Neutrophil activation by anti-proteinase 3 antibodies in Wegener's granulomatosis: role of exogenous arachidonic acid and leukotriene B4 generation.

Abstract

Among the anti-neutrophil cytoplasmic antibodies (ANCA), those targeting proteinase 3 (PR3) have a high specificity for Wegener's granulomatosis (WG). It is known that a preceding priming of neutrophils with cytokines is a prerequisite for membrane surface expression of PR3, which is then accessible to autoantibody binding.
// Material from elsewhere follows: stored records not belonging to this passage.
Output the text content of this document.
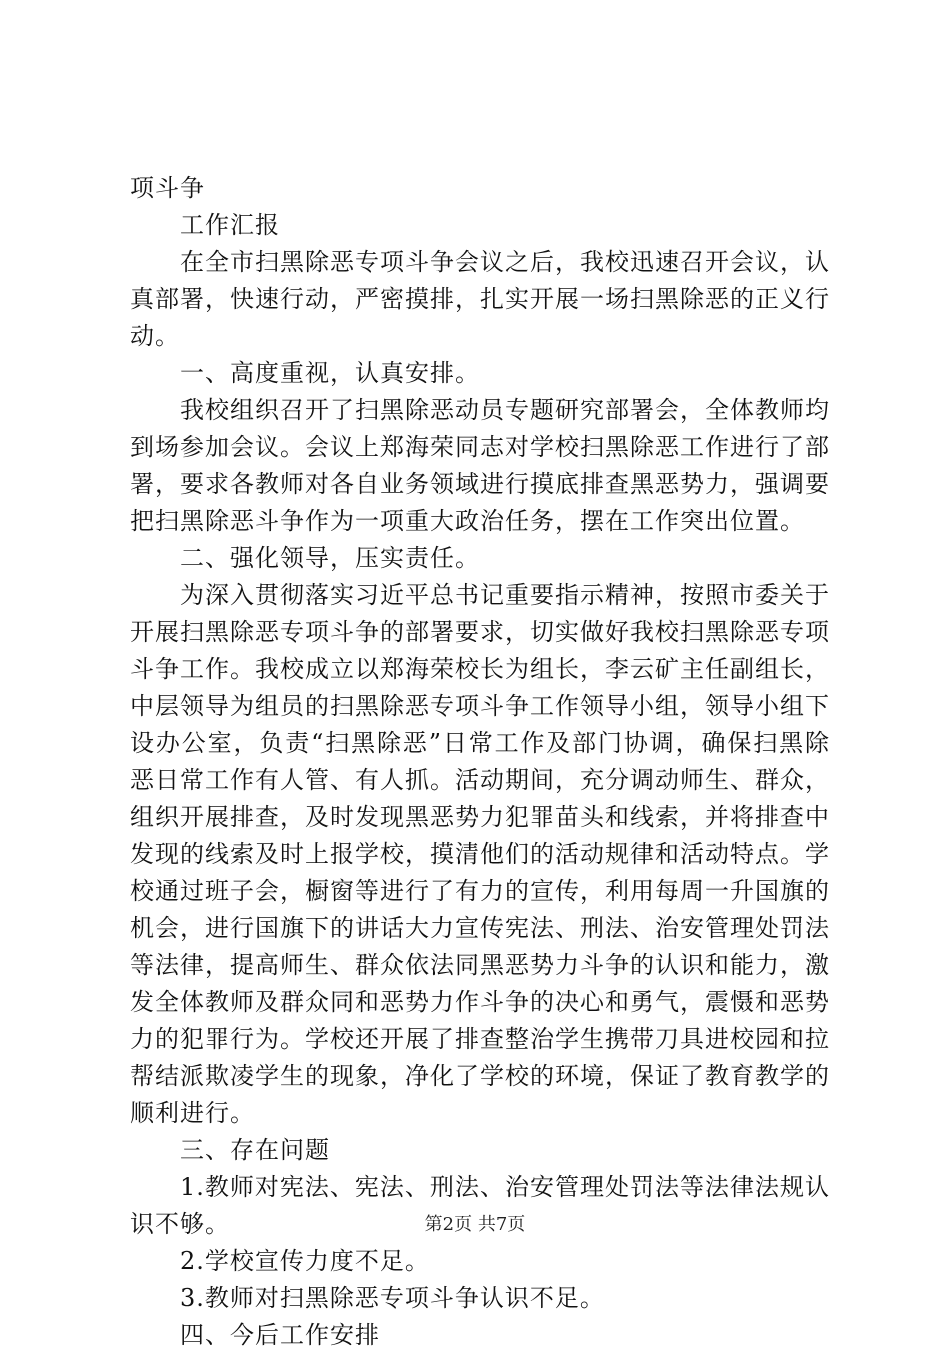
项斗争

工作汇报

在全市扫黑除恶专项斗争会议之后，我校迅速召开会议，认真部署，快速行动，严密摸排，扎实开展一场扫黑除恶的正义行动。

一、高度重视，认真安排。

我校组织召开了扫黑除恶动员专题研究部署会，全体教师均到场参加会议。会议上郑海荣同志对学校扫黑除恶工作进行了部署，要求各教师对各自业务领域进行摸底排查黑恶势力，强调要把扫黑除恶斗争作为一项重大政治任务，摆在工作突出位置。

二、强化领导，压实责任。

为深入贯彻落实习近平总书记重要指示精神，按照市委关于开展扫黑除恶专项斗争的部署要求，切实做好我校扫黑除恶专项斗争工作。我校成立以郑海荣校长为组长，李云矿主任副组长，中层领导为组员的扫黑除恶专项斗争工作领导小组，领导小组下设办公室，负责“扫黑除恶”日常工作及部门协调，确保扫黑除恶日常工作有人管、有人抓。活动期间，充分调动师生、群众，组织开展排查，及时发现黑恶势力犯罪苗头和线索，并将排查中发现的线索及时上报学校，摸清他们的活动规律和活动特点。学校通过班子会，橱窗等进行了有力的宣传，利用每周一升国旗的机会，进行国旗下的讲话大力宣传宪法、刑法、治安管理处罚法等法律，提高师生、群众依法同黑恶势力斗争的认识和能力，激发全体教师及群众同和恶势力作斗争的决心和勇气，震慑和恶势力的犯罪行为。学校还开展了排查整治学生携带刀具进校园和拉帮结派欺凌学生的现象，净化了学校的环境，保证了教育教学的顺利进行。

三、存在问题

1.教师对宪法、宪法、刑法、治安管理处罚法等法律法规认识不够。

2.学校宣传力度不足。

3.教师对扫黑除恶专项斗争认识不足。

四、今后工作安排

第2页 共7页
Employing a monoclonal antibody directed against human PR3 and ANCA-positive serum from WG patients with specificity for PR3, we now investigated the role of free arachidonic acid (AA) in autoantibody-related human neutrophil activation. Priming of neutrophils with tumor necrosis factor (TNF-alpha) for 15 min or exposure to anti-PR3 antibodies or incubation with free AA (10 microM) as sole events did not provoke superoxide generation, elastase secretion or generation of 5-lipoxygenase products of AA. Similarly, the combination of TNF-alpha-priming and AA incubation was ineffective. When TNF-alpha-primed neutrophils were stimulated by anti-PR3 antibodies, superoxide and elastase secretion was provoked in the absence of lipid mediator generation. However, when free AA was additionally provided, a strong activation of the 5-lipoxygenase pathway was demasked, with the appearance of excessive quantities of leukotriene (LT)B4, LTA4, and 5-hydroxyeicosatetraenoic acid. Moreover, superoxide and elastase secretion were markedly amplified, and studies with 5-lipoxygenase inhibitors and a LTB4-antagonist demonstrated this was due to an LTB4-related autocrine loop of cell activation. In contrast, the increased synthesis of platelet-activating factor in response to TNF-alpha-priming and anti-PR3 stimulation did not contribute to the amplification loop of neutrophil activation under the given conditions. We conclude that anti-PR3 antibodies are potent inductors of the 5-lipoxygenase pathway in primed human neutrophils, and extracellular free AA, as provided at an inflammatory focus, synergizes with the autoantibodies to evoke full-blown lipid mediator generation, granule secretion and respiratory burst. Such events may be enrolled in the pathogenesis of focal necrotizing vascular injury in Wegener's granulomatosis.